Diary follows the life of Helen (Kimberly Elise) as she tries to put her life back to together after her husband, played by Steve Harris of The Practice fame, unceremoniously and rather cruelly throws her out of their sprawling mansion, officially ending their eighteen year marriage. Simple enough story right? Predictable but workable? Well if Diary had just stayed with that storyline then yes, it might have been a predictable but a rather entertaining film. Instead, Diary doesn’t stick to just that story line. It goes on to produce not one but five other subplots. These extra stories turn the movie into one big muddled mess that is never sure which way it is going.
In his defense Perry’s play is this muddled as well and what saves his play is the same thing that saves this film: Madea. Madea is Helen’s trash talking, pistol toting, you’re going to respect me or I’ll put a cap in your behind, grandma. Played by Perry himself she steals the film and makes sitting through this 116min rambling mess worth it.

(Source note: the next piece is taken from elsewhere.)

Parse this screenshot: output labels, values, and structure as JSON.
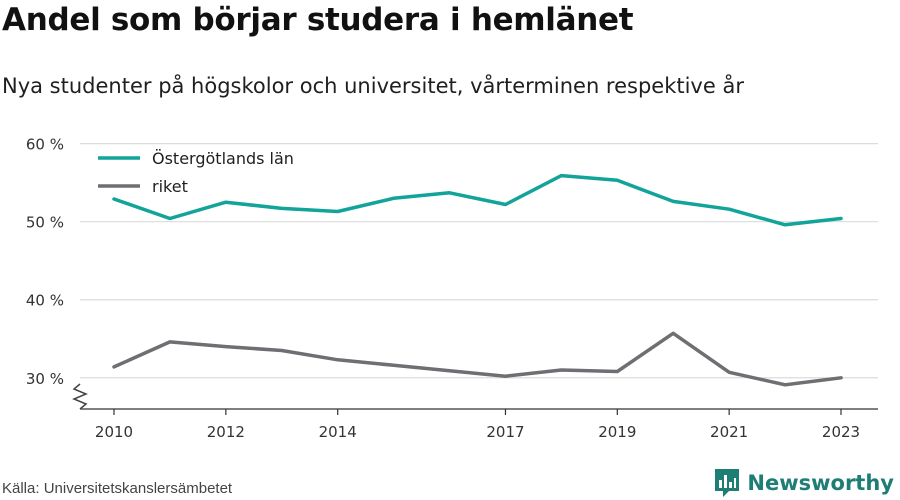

Outside of Madea there’s not that much else to say about this movie. Tyler’s appearance as Joe, Madea’s cantankerous, dirty old man, brother is the only other bright spot in the film, as we watch him fight with Madea and hit on anything that moves. Kimberly Elise, albeit a very talented actress pouts, yells, screams and otherwise overacts her way through the role of the jilted Helen. And the absolutely handsome Shemar Moore from The Young and The Restless is convincing, although uninteresting as Orlando, Helen’s new and sappy love interest. Orlando’s dialogue couldn’t get anymore cheesy or saccharine, “I’ll love you through your pain” or “I’ll be your knight in shining armor. ” Although he delivers these lines as if he sincerely believes what he saying it stills sounds as if it is straight out of a bad romance novel.
I will say that if you like Perry’s stage work, then you will love this movie. He stays true to what works for him on stage, so you Perry fans won’t be disappointed. However, if you’re unfamiliar with Perry and his work and you were thinking about seeing this film, don’t. You’ll be sorely disappointed and will demand your money back.